November 13, 2018

 

computer model image
Bayesian calibration and validation of atomistic (left) and coarse-grained (right) models will play a key role in developing AEOLUS methods to learn from data and optimally design experimental campaigns. Credit: J.T. Oden, K. Farrell, D. Faghihi.

A joint university—U.S. Department of Energy (DOE) laboratories team of researchers led by The University of Texas at Austin Institute for Computational Engineering and Sciences (ICES) Professors Omar Ghattas and Karen Willcox has been awarded a four-year, $10 million grant by the DOE's Advanced Scientific Computing Research program to create the "AEOLUS" center for applied mathematics research in experimental design, optimal control, and learning, with application to advanced manufacturing and materials.

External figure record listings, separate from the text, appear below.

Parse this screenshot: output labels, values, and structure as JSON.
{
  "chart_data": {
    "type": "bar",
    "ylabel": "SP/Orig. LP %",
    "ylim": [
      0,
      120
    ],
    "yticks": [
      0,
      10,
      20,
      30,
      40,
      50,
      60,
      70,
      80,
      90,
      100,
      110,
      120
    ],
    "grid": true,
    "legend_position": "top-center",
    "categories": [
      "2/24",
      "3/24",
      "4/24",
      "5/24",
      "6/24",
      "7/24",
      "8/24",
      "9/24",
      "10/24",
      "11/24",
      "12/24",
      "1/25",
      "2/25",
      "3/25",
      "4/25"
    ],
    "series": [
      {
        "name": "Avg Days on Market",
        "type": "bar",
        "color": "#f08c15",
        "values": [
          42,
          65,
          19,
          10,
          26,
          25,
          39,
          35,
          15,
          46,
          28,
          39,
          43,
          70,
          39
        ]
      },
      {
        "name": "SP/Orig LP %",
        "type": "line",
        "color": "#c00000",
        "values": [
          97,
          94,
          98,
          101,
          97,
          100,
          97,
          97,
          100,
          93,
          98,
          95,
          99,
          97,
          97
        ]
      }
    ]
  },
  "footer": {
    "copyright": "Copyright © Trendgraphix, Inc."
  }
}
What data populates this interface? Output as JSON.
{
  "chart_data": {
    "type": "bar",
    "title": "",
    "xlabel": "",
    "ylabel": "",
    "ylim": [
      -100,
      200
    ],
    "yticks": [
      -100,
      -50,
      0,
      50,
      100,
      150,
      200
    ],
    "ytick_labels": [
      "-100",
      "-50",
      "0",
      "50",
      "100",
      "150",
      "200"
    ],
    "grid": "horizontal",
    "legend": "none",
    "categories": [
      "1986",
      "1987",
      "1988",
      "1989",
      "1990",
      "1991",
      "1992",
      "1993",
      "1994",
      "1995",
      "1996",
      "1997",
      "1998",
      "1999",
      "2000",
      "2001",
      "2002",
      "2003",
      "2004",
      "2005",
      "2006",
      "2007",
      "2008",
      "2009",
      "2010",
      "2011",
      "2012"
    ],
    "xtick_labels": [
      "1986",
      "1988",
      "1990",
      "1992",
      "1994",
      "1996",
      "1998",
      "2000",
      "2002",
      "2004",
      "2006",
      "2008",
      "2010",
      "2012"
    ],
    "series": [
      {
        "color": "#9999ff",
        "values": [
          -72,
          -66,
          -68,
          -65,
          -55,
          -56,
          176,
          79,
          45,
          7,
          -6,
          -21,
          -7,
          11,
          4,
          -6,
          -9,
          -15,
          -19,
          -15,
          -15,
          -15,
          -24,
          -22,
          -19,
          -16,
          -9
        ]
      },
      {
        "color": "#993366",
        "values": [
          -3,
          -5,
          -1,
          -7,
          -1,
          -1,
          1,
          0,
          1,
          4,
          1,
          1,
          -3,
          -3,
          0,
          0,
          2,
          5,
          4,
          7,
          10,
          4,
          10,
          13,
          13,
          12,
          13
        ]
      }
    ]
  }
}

ICES professors George Biros, Robert Moser and J. Tinsley Oden, also an ASE/EM professor, are co-principal investigators on the AEOLUS center. Other institutions involved include Brookhaven National Lab, MIT, Oak Ridge National Lab, and Texas A&M University.

The AEOLUS center aims to create new unified mathematical, computational, and statistical approaches that exploit the interplay between large-scale simulations and experiments. AEOLUS will target (1) learning predictive models from complex data via Bayesian inference and optimization, and (2) optimizing experiments, processes, and designs using the resulting uncertain models.

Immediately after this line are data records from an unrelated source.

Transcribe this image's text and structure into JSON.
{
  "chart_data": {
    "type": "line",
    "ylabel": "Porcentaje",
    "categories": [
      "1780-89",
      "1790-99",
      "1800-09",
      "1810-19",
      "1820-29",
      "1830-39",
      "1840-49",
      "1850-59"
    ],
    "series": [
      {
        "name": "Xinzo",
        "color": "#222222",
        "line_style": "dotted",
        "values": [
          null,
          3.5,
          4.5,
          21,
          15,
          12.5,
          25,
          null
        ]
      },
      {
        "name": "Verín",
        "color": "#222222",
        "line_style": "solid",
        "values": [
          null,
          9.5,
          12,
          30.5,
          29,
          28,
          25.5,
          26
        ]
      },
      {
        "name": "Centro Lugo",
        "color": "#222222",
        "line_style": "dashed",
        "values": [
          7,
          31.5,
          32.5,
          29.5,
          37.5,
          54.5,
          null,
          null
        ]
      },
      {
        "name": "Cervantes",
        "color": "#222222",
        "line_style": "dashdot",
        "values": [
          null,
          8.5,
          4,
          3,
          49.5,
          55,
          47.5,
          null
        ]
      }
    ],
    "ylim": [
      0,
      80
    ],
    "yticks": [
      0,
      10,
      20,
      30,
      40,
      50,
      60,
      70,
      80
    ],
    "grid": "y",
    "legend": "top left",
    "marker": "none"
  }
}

"To fully realize the power of scientific simulation as a basis for scientific discovery, technological innovation, and rational decision-making, it is now imperative to move beyond simulation to tackle the outer loop of optimization for learning from data, experimental design, and control with complex uncertain models," said Omar Ghattas, a professor in the Departments of Geological Sciences and Mechanical Engineering and AEOLUS co-director.

"Given data, how do we infer complex models with associated uncertainty? How do we design new experiments to reduce the uncertainties in these models? And finally how do we optimally design and control systems governed by these models? Carrying out these tasks for the large, complex models that characterize leading edge DOE applications has been intractable historically."

"Our target area of advanced materials and manufacturing is critically important to the Department of Energy's mission to ensure the nation's security and prosperity, and is a rich source of challenging problems in inference, experimental design, and optimal control," said ICES director Karen Willcox, a professor in the Department of Aerospace Engineering and Engineering Mechanics, and AEOLUS co-director.

"Our testbed problems in additive manufacturing and materials self-assembly require multifaceted and integrated advances in applied mathematics. We are looking forward to a strong partnership with Brookhaven and Oak Ridge National Laboratories to tackle these challenging problems."